# new bloods



## bussers (Mar 24, 2012)

picked these 2 monsters up a few months ago het t+albino blood pythons!


----------



## disintegratus (Mar 24, 2012)

very cute!


----------



## kr0nick (Mar 24, 2012)

wow man, Those are sick.
They look very much like A gaboon viper. I wonder if they are A less evolved version lol.


----------



## metalboy (Mar 25, 2012)

wow they do look like a gaboon!!
im not sure if they grab me but!
these guys are ment to be wild little things awell
do you keep many bloods op?


----------



## Cold-B-Hearts (Mar 25, 2012)

I love tomato bombs or whatever you call them hahah


----------



## CrystalMoon (Mar 25, 2012)

Lovely markings  Still love my Coastal Boy though lol


----------



## Gibblore (Mar 25, 2012)

Nice looking snakes you have their mate


----------



## bussers (Mar 25, 2012)

metalboy said:


> wow they do look like a gaboon!!
> im not sure if they grab me but!
> these guys are ment to be wild little things awell
> do you keep many bloods op?


no just have the pair! and their pussy cats most are to be honest but you do get the odd wild one
sorry but they look nothing like gaboons to me!


----------



## kr0nick (Mar 26, 2012)

Whoops sorry mate, Just done A google search they dont look anything like A gaboon lol. Stupid me


----------



## longqi (Mar 27, 2012)

We call them Dipong
Relocated a nearly jet black one near Palankaraya last year
Huge old female nearly 3 metres and very heavy
Much like a bigger version of a Ball or Royal Python
Wickedly fast strike
Inactive most of the time but big ones are kinda cute


----------



## bussers (Mar 27, 2012)

longqi said:


> We call them Dipong
> Relocated a nearly jet black one near Palankaraya last year
> Huge old female nearly 3 metres and very heavy
> Much like a bigger version of a Ball or Royal Python
> ...



nearly 3 mtr's sorry i dont belive you! any photographic evidence?


----------



## thals (Mar 27, 2012)

I absolutely adore these guys, congrats bussers


----------



## Morelia4life (Mar 27, 2012)

I don't think that would be that far of a stretch. Nearly 3 meters is almost 9 feet. If it is a really, really old female then maybe that is possible. Blood Pythons can and will get anywhere from 5 to 7 feet, so I don't see why it isn't possible for a large female to be a foot and a half or so longer then normal. You know not every blood python has to be the same size as every other blood python. There are exceptions to every rule.


----------



## thomasssss (Mar 27, 2012)

bussers said:


> nearly 3 mtr's sorry i dont belive you! any photographic evidence?

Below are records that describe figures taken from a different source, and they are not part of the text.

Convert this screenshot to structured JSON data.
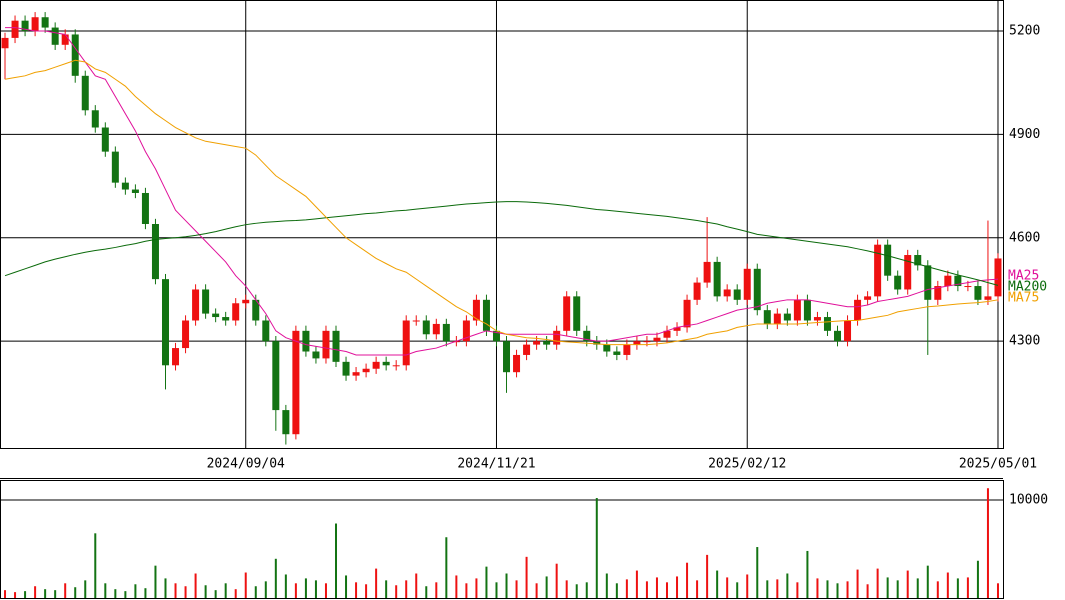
{
  "chart_data": {
    "type": "candlestick",
    "categories": [
      null,
      null,
      null,
      null,
      null,
      null,
      null,
      null,
      null,
      null,
      null,
      null,
      null,
      null,
      null,
      null,
      null,
      null,
      null,
      null,
      null,
      null,
      null,
      null,
      "2024/09/04",
      null,
      null,
      null,
      null,
      null,
      null,
      null,
      null,
      null,
      null,
      null,
      null,
      null,
      null,
      null,
      null,
      null,
      null,
      null,
      null,
      null,
      null,
      null,
      null,
      "2024/11/21",
      null,
      null,
      null,
      null,
      null,
      null,
      null,
      null,
      null,
      null,
      null,
      null,
      null,
      null,
      null,
      null,
      null,
      null,
      null,
      null,
      null,
      null,
      null,
      null,
      "2025/02/12",
      null,
      null,
      null,
      null,
      null,
      null,
      null,
      null,
      null,
      null,
      null,
      null,
      null,
      null,
      null,
      null,
      null,
      null,
      null,
      null,
      null,
      null,
      null,
      null,
      "2025/05/01"
    ],
    "open": [
      5150,
      5180,
      5230,
      5200,
      5240,
      5210,
      5160,
      5190,
      5070,
      4970,
      4920,
      4850,
      4760,
      4740,
      4730,
      4640,
      4480,
      4230,
      4280,
      4360,
      4450,
      4380,
      4370,
      4360,
      4410,
      4420,
      4360,
      4300,
      4100,
      4030,
      4330,
      4270,
      4250,
      4330,
      4240,
      4200,
      4210,
      4220,
      4240,
      4230,
      4230,
      4360,
      4360,
      4320,
      4350,
      4300,
      4300,
      4360,
      4420,
      4330,
      4300,
      4210,
      4260,
      4290,
      4300,
      4290,
      4330,
      4430,
      4330,
      4300,
      4290,
      4270,
      4260,
      4290,
      4300,
      4300,
      4310,
      4330,
      4340,
      4420,
      4470,
      4530,
      4430,
      4450,
      4420,
      4510,
      4390,
      4350,
      4380,
      4360,
      4420,
      4360,
      4370,
      4330,
      4300,
      4360,
      4420,
      4430,
      4580,
      4490,
      4450,
      4550,
      4520,
      4420,
      4460,
      4490,
      4460,
      4460,
      4420,
      4430
    ],
    "high": [
      5195,
      5245,
      5245,
      5255,
      5255,
      5225,
      5205,
      5205,
      5085,
      4985,
      4935,
      4865,
      4775,
      4755,
      4745,
      4655,
      4495,
      4295,
      4375,
      4465,
      4465,
      4395,
      4385,
      4425,
      4435,
      4435,
      4375,
      4315,
      4115,
      4345,
      4345,
      4285,
      4345,
      4345,
      4255,
      4225,
      4235,
      4255,
      4255,
      4245,
      4375,
      4375,
      4375,
      4365,
      4365,
      4315,
      4375,
      4435,
      4435,
      4345,
      4315,
      4275,
      4305,
      4315,
      4315,
      4345,
      4445,
      4445,
      4345,
      4315,
      4305,
      4285,
      4305,
      4315,
      4315,
      4325,
      4345,
      4355,
      4435,
      4485,
      4660,
      4545,
      4465,
      4465,
      4525,
      4525,
      4405,
      4395,
      4395,
      4435,
      4435,
      4385,
      4385,
      4345,
      4375,
      4435,
      4445,
      4595,
      4595,
      4505,
      4565,
      4565,
      4535,
      4475,
      4505,
      4505,
      4475,
      4475,
      4650,
      4555
    ],
    "low": [
      5060,
      5165,
      5185,
      5185,
      5195,
      5145,
      5145,
      5050,
      4955,
      4905,
      4835,
      4745,
      4725,
      4715,
      4625,
      4465,
      4160,
      4215,
      4265,
      4345,
      4365,
      4355,
      4345,
      4345,
      4395,
      4345,
      4285,
      4040,
      4000,
      4015,
      4255,
      4235,
      4235,
      4225,
      4185,
      4185,
      4195,
      4205,
      4215,
      4215,
      4215,
      4345,
      4305,
      4305,
      4285,
      4285,
      4285,
      4345,
      4315,
      4285,
      4150,
      4195,
      4245,
      4275,
      4275,
      4275,
      4315,
      4315,
      4285,
      4275,
      4255,
      4245,
      4245,
      4275,
      4285,
      4285,
      4295,
      4315,
      4325,
      4405,
      4455,
      4415,
      4415,
      4405,
      4405,
      4375,
      4335,
      4335,
      4345,
      4345,
      4345,
      4345,
      4315,
      4285,
      4285,
      4345,
      4405,
      4415,
      4475,
      4435,
      4435,
      4505,
      4260,
      4405,
      4445,
      4445,
      4445,
      4405,
      4405,
      4415
    ],
    "close": [
      5180,
      5230,
      5200,
      5240,
      5210,
      5160,
      5190,
      5070,
      4970,
      4920,
      4850,
      4760,
      4740,
      4730,
      4640,
      4480,
      4230,
      4280,
      4360,
      4450,
      4380,
      4370,
      4360,
      4410,
      4420,
      4360,
      4300,
      4100,
      4030,
      4330,
      4270,
      4250,
      4330,
      4240,
      4200,
      4210,
      4220,
      4240,
      4230,
      4230,
      4360,
      4360,
      4320,
      4350,
      4300,
      4300,
      4360,
      4420,
      4330,
      4300,
      4210,
      4260,
      4290,
      4300,
      4290,
      4330,
      4430,
      4330,
      4300,
      4290,
      4270,
      4260,
      4290,
      4300,
      4300,
      4310,
      4330,
      4340,
      4420,
      4470,
      4530,
      4430,
      4450,
      4420,
      4510,
      4390,
      4350,
      4380,
      4360,
      4420,
      4360,
      4370,
      4330,
      4300,
      4360,
      4420,
      4430,
      4580,
      4490,
      4450,
      4550,
      4520,
      4420,
      4460,
      4490,
      4460,
      4460,
      4420,
      4430,
      4540
    ],
    "up_color": "#ee1111",
    "down_color": "#137313",
    "ylim": [
      3990,
      5290
    ],
    "yticks": [
      4300,
      4600,
      4900,
      5200
    ],
    "grid": true,
    "series": [
      {
        "name": "MA25",
        "color": "#e0109a",
        "values": [
          5210,
          5210,
          5205,
          5200,
          5200,
          5195,
          5190,
          5150,
          5110,
          5070,
          5060,
          5010,
          4960,
          4910,
          4850,
          4800,
          4740,
          4680,
          4650,
          4620,
          4590,
          4560,
          4530,
          4490,
          4460,
          4420,
          4380,
          4330,
          4310,
          4300,
          4290,
          4285,
          4280,
          4275,
          4270,
          4260,
          4260,
          4260,
          4260,
          4260,
          4260,
          4270,
          4275,
          4280,
          4290,
          4300,
          4310,
          4320,
          4330,
          4325,
          4320,
          4320,
          4320,
          4320,
          4320,
          4320,
          4315,
          4310,
          4305,
          4300,
          4300,
          4305,
          4310,
          4315,
          4320,
          4320,
          4330,
          4340,
          4345,
          4350,
          4360,
          4370,
          4380,
          4390,
          4395,
          4400,
          4410,
          4415,
          4420,
          4420,
          4420,
          4415,
          4410,
          4405,
          4400,
          4400,
          4405,
          4415,
          4420,
          4425,
          4430,
          4440,
          4450,
          4455,
          4460,
          4465,
          4470,
          4475,
          4478,
          4480
        ]
      },
      {
        "name": "MA200",
        "color": "#0a6a0a",
        "values": [
          4490,
          4500,
          4510,
          4520,
          4530,
          4538,
          4545,
          4552,
          4558,
          4563,
          4567,
          4572,
          4578,
          4583,
          4590,
          4595,
          4598,
          4600,
          4603,
          4607,
          4612,
          4618,
          4625,
          4632,
          4638,
          4642,
          4645,
          4647,
          4649,
          4650,
          4652,
          4655,
          4658,
          4661,
          4664,
          4667,
          4670,
          4672,
          4675,
          4678,
          4680,
          4683,
          4686,
          4689,
          4692,
          4695,
          4698,
          4700,
          4702,
          4704,
          4705,
          4705,
          4704,
          4702,
          4700,
          4697,
          4694,
          4690,
          4686,
          4682,
          4680,
          4677,
          4674,
          4671,
          4668,
          4665,
          4662,
          4658,
          4654,
          4650,
          4645,
          4640,
          4632,
          4625,
          4618,
          4610,
          4606,
          4602,
          4598,
          4594,
          4590,
          4586,
          4582,
          4578,
          4574,
          4568,
          4562,
          4555,
          4548,
          4540,
          4532,
          4524,
          4516,
          4508,
          4500,
          4492,
          4485,
          4478,
          4470,
          4462
        ]
      },
      {
        "name": "MA75",
        "color": "#f0a000",
        "values": [
          5060,
          5065,
          5070,
          5080,
          5085,
          5095,
          5105,
          5115,
          5110,
          5090,
          5080,
          5060,
          5040,
          5010,
          4985,
          4960,
          4940,
          4920,
          4905,
          4890,
          4880,
          4875,
          4870,
          4865,
          4860,
          4840,
          4810,
          4780,
          4760,
          4740,
          4720,
          4690,
          4660,
          4630,
          4600,
          4580,
          4560,
          4540,
          4525,
          4510,
          4500,
          4480,
          4460,
          4440,
          4420,
          4400,
          4385,
          4365,
          4350,
          4330,
          4320,
          4315,
          4310,
          4308,
          4305,
          4300,
          4298,
          4296,
          4294,
          4292,
          4290,
          4290,
          4290,
          4290,
          4290,
          4292,
          4295,
          4300,
          4305,
          4310,
          4320,
          4325,
          4330,
          4340,
          4345,
          4350,
          4350,
          4350,
          4350,
          4350,
          4352,
          4354,
          4356,
          4358,
          4360,
          4360,
          4365,
          4370,
          4375,
          4385,
          4390,
          4395,
          4400,
          4402,
          4405,
          4408,
          4410,
          4412,
          4415,
          4420
        ]
      }
    ],
    "volume": {
      "values": [
        800,
        600,
        700,
        1200,
        900,
        800,
        1500,
        1100,
        1800,
        6600,
        1500,
        900,
        700,
        1400,
        1000,
        3300,
        2000,
        1500,
        1200,
        2500,
        1300,
        800,
        1500,
        900,
        2600,
        1200,
        1700,
        4000,
        2400,
        1500,
        2000,
        1800,
        1500,
        7600,
        2300,
        1600,
        1400,
        3000,
        1800,
        1300,
        1800,
        2500,
        1200,
        1600,
        6200,
        2300,
        1500,
        2000,
        3200,
        1600,
        2500,
        1800,
        4200,
        1500,
        2200,
        3500,
        1800,
        1400,
        1600,
        10200,
        2500,
        1500,
        1900,
        2800,
        1700,
        2100,
        1600,
        2200,
        3600,
        1800,
        4400,
        2800,
        2100,
        1600,
        2400,
        5200,
        1800,
        1900,
        2500,
        1600,
        4800,
        2000,
        1800,
        1500,
        1700,
        2900,
        1400,
        3000,
        2100,
        1800,
        2800,
        2000,
        3300,
        1700,
        2600,
        2000,
        2100,
        3800,
        11200,
        1500
      ],
      "ylim": [
        0,
        12040
      ],
      "yticks": [
        10000
      ]
    }
  }
}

haha that just made me laugh, longqi knows his stuff don't think he'd be talking crap mate


----------



## bussers (Mar 28, 2012)

Morelia4life said:


> I don't think that would be that far of a stretch. Nearly 3 meters is almost 9 feet. If it is a really, really old female then maybe that is possible. Blood Pythons can and will get anywhere from 5 to 7 feet, so I don't see why it isn't possible for a large female to be a foot and a half or so longer then normal. You know not every blood python has to be the same size as every other blood python. There are exceptions to every rule.


5 to 7ft that's more like it but 9ft blood come on! i've seen big brong's at about 2m with a girth as big as my thigh and i'm a fat lad so a 9 footer must be an impressive beast?


----------



## Morelia4life (Mar 28, 2012)

I know it doesn't seem possible but like I said, there are exceptions to every rule. I don't see why it wouldn't be possible for a 15 year old or older big female. Would you believe that over here in the U.S. there is a very well known breeder with a pure 9 foot Jungle Carpet? Everyone says that Jungles are the second smallest species of carpets and they only get around 5 and 1/2 to 7 feet but his is 9 feet. 

Exceptions to every rule...


----------



## bussers (Mar 28, 2012)

Morelia4life said:


> I know it doesn't seem possible but like I said, there are exceptions to every rule. I don't see why it wouldn't be possible for a 15 year old or older big female. Would you believe that over here in the U.S. there is a very well known breeder with a pure 9 foot Jungle Carpet? Everyone says that Jungles are the second smallest species of carpets and they only get around 5 and 1/2 to 7 feet but his is 9 feet.
> 
> Exceptions to every rule...


agreed!
but you've obviouly seen evidence of the 9ft jungle 
until i see evidence of a near 3m blood i am affraid it's just another myth to me!


----------



## longqi (Mar 28, 2012)

I have a photo of that one somewhere and will dig it out when I find it
its on an old hard drive that Ill have to copy onto my new computer
females from Kalimantan are often simply huge 
Heavy as hell and virtually impossible to budge at times
Banjarmasin reptile rescue also has a monster female that may be even bigger according to their blurb


----------



## bussers (Mar 28, 2012)

longqi said:


> I have a photo of that one somewhere and will dig it out when I find it
> its on an old hard drive that Ill have to copy onto my new computer
> females from Kalimantan are often simply huge
> Heavy as hell and virtually impossible to budge at times
> Banjarmasin reptile rescue also has a monster female that may be even bigger according to their blurb


please do dig it out would love to see!
i remember seeing a rather large brong in high wycombe (lol) a few years ago but that would have been around 2m!
a near 3m specimen must truly be an impressive sight!
look forward to the pic


----------



## bussers (Apr 5, 2012)

longqi said:


> I have a photo of that one somewhere and will dig it out when I find it
> its on an old hard drive that Ill have to copy onto my new computer
> females from Kalimantan are often simply huge
> Heavy as hell and virtually impossible to budge at times
> Banjarmasin reptile rescue also has a monster female that may be even bigger according to their blurb



any luck finding the pic's longqi?


----------